July 31, 2020 – The U.S. FDA has approved a new indication for Epidiolex® (cannabidiol) oral solution, manufactured by GW Pharmaceuticals. The drug is now indicated to treat seizures associated with tuberous sclerosis complex (TSC) in patients who are at least one year old.

TSC is a rare, inherited genetic disorder that is also known as Bourneville syndrome. It leads to the growth of benign tumors throughout the body, including in the brain, heart, kidneys, and lungs. TSC can cause various problems such as seizures, developmental delays, skin changes, neurological issues, behavioral issues, and intellectual disability.

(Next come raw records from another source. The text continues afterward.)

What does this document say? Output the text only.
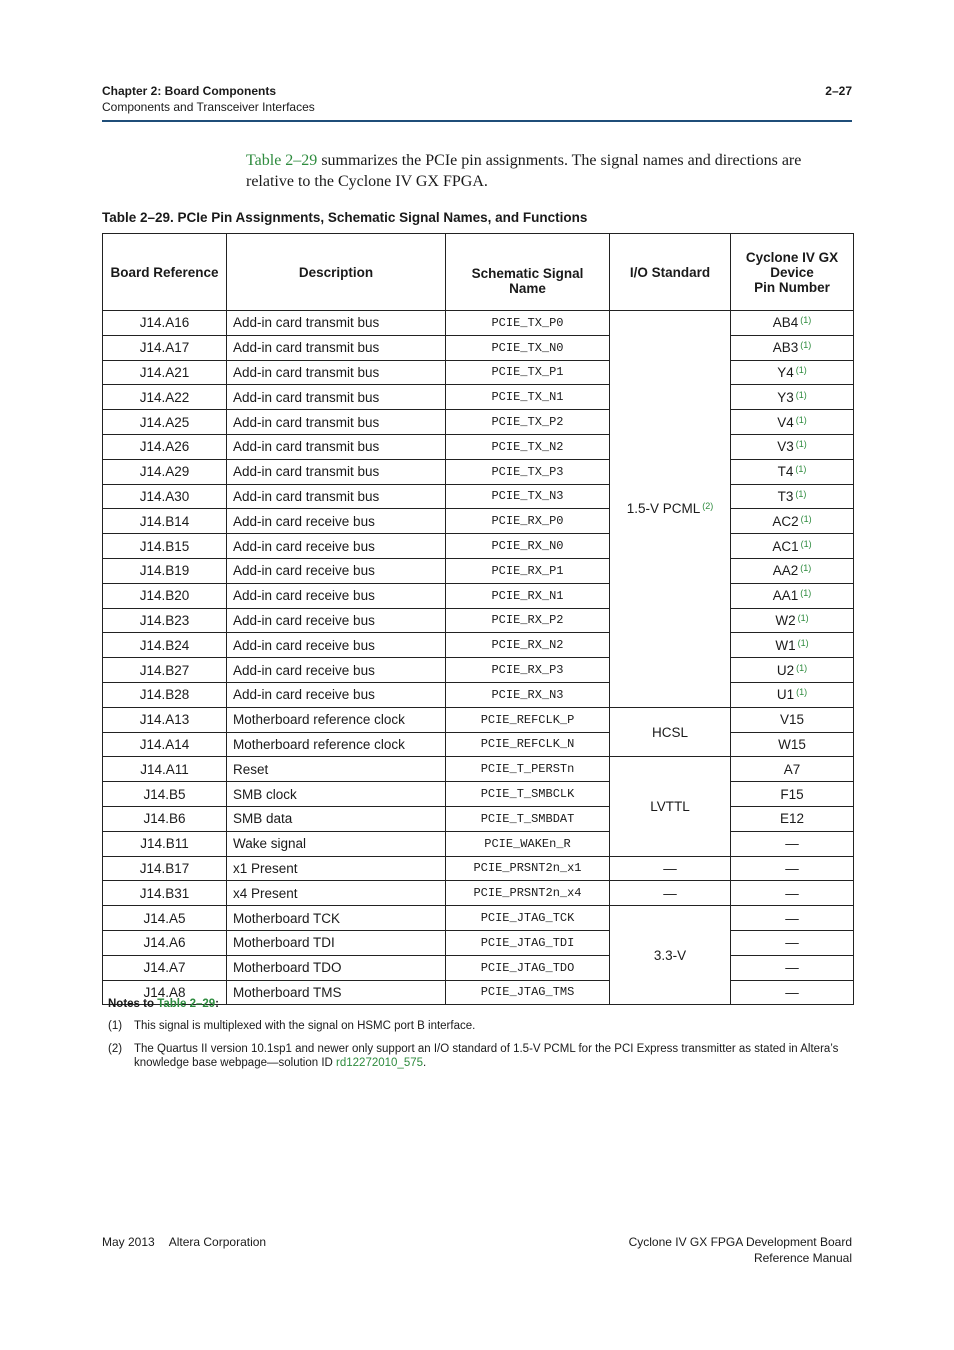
Chapter 2: Board Components
Components and Transceiver Interfaces
2–27
Table 2–29 summarizes the PCIe pin assignments. The signal names and directions are relative to the Cyclone IV GX FPGA.
Table 2–29. PCIe Pin Assignments, Schematic Signal Names, and Functions
Board Reference	Description	Schematic Signal Name	I/O Standard	Cyclone IV GX
Device
Pin Number
J14.A16	Add-in card transmit bus	PCIE_TX_P0	1.5-V PCML $^{(2)}$	AB4 $^{(1)}$
J14.A17	Add-in card transmit bus	PCIE_TX_N0		AB3 $^{(1)}$
J14.A21	Add-in card transmit bus	PCIE_TX_P1		Y4 $^{(1)}$
J14.A22	Add-in card transmit bus	PCIE_TX_N1		Y3 $^{(1)}$
J14.A25	Add-in card transmit bus	PCIE_TX_P2		V4 $^{(1)}$
J14.A26	Add-in card transmit bus	PCIE_TX_N2		V3 $^{(1)}$
J14.A29	Add-in card transmit bus	PCIE_TX_P3		T4 $^{(1)}$
J14.A30	Add-in card transmit bus	PCIE_TX_N3		T3 $^{(1)}$
J14.B14	Add-in card receive bus	PCIE_RX_P0		AC2 $^{(1)}$
J14.B15	Add-in card receive bus	PCIE_RX_N0		AC1 $^{(1)}$
J14.B19	Add-in card receive bus	PCIE_RX_P1		AA2 $^{(1)}$
J14.B20	Add-in card receive bus	PCIE_RX_N1		AA1 $^{(1)}$
J14.B23	Add-in card receive bus	PCIE_RX_P2		W2 $^{(1)}$
J14.B24	Add-in card receive bus	PCIE_RX_N2		W1 $^{(1)}$
J14.B27	Add-in card receive bus	PCIE_RX_P3		U2 $^{(1)}$
J14.B28	Add-in card receive bus	PCIE_RX_N3		U1 $^{(1)}$
J14.A13	Motherboard reference clock	PCIE_REFCLK_P	HCSL	V15
J14.A14	Motherboard reference clock	PCIE_REFCLK_N		W15
J14.A11	Reset	PCIE_T_PERSTn	LVTTL	A7
J14.B5	SMB clock	PCIE_T_SMBCLK		F15
J14.B6	SMB data	PCIE_T_SMBDAT		E12
J14.B11	Wake signal	PCIE_WAKEn_R		—
J14.B17	x1 Present	PCIE_PRSNT2n_x1	—	—
J14.B31	x4 Present	PCIE_PRSNT2n_x4	—	—
J14.A5	Motherboard TCK	PCIE_JTAG_TCK	3.3-V	—
J14.A6	Motherboard TDI	PCIE_JTAG_TDI		—
J14.A7	Motherboard TDO	PCIE_JTAG_TDO		—
J14.A8	Motherboard TMS	PCIE_JTAG_TMS		—
Notes to Table 2–29:
(1) This signal is multiplexed with the signal on HSMC port B interface.
(2) The Quartus II version 10.1sp1 and newer only support an I/O standard of 1.5-V PCML for the PCI Express transmitter as stated in Altera’s knowledge base webpage—solution ID rd12272010_575.
May 2013 Altera Corporation	Cyclone IV GX FPGA Development Board
Reference Manual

In a clinical study, patients who received Epidiolex had a significantly greater reduction from baseline in seizure frequency compared to those who received a placebo. The effect was seen within eight weeks of starting treatment and remained consistent throughout the 16-week treatment period of the study.

Recommended initial dosing under the new indication is 2.5mg/kg of body weight taken twice daily by mouth. The dose should be increased on a weekly basis by 2.5mg/kg twice daily, as tolerated, to a recommended maintenance dose of 12.5mg/kg twice daily. Dose modification is recommended for patients who have moderate to severe hepatic impairment.

Epidiolex first received FDA approval in 2018 and is also indicated to treat seizures associated with Lennox-Gastaut syndrome or Dravet syndrome.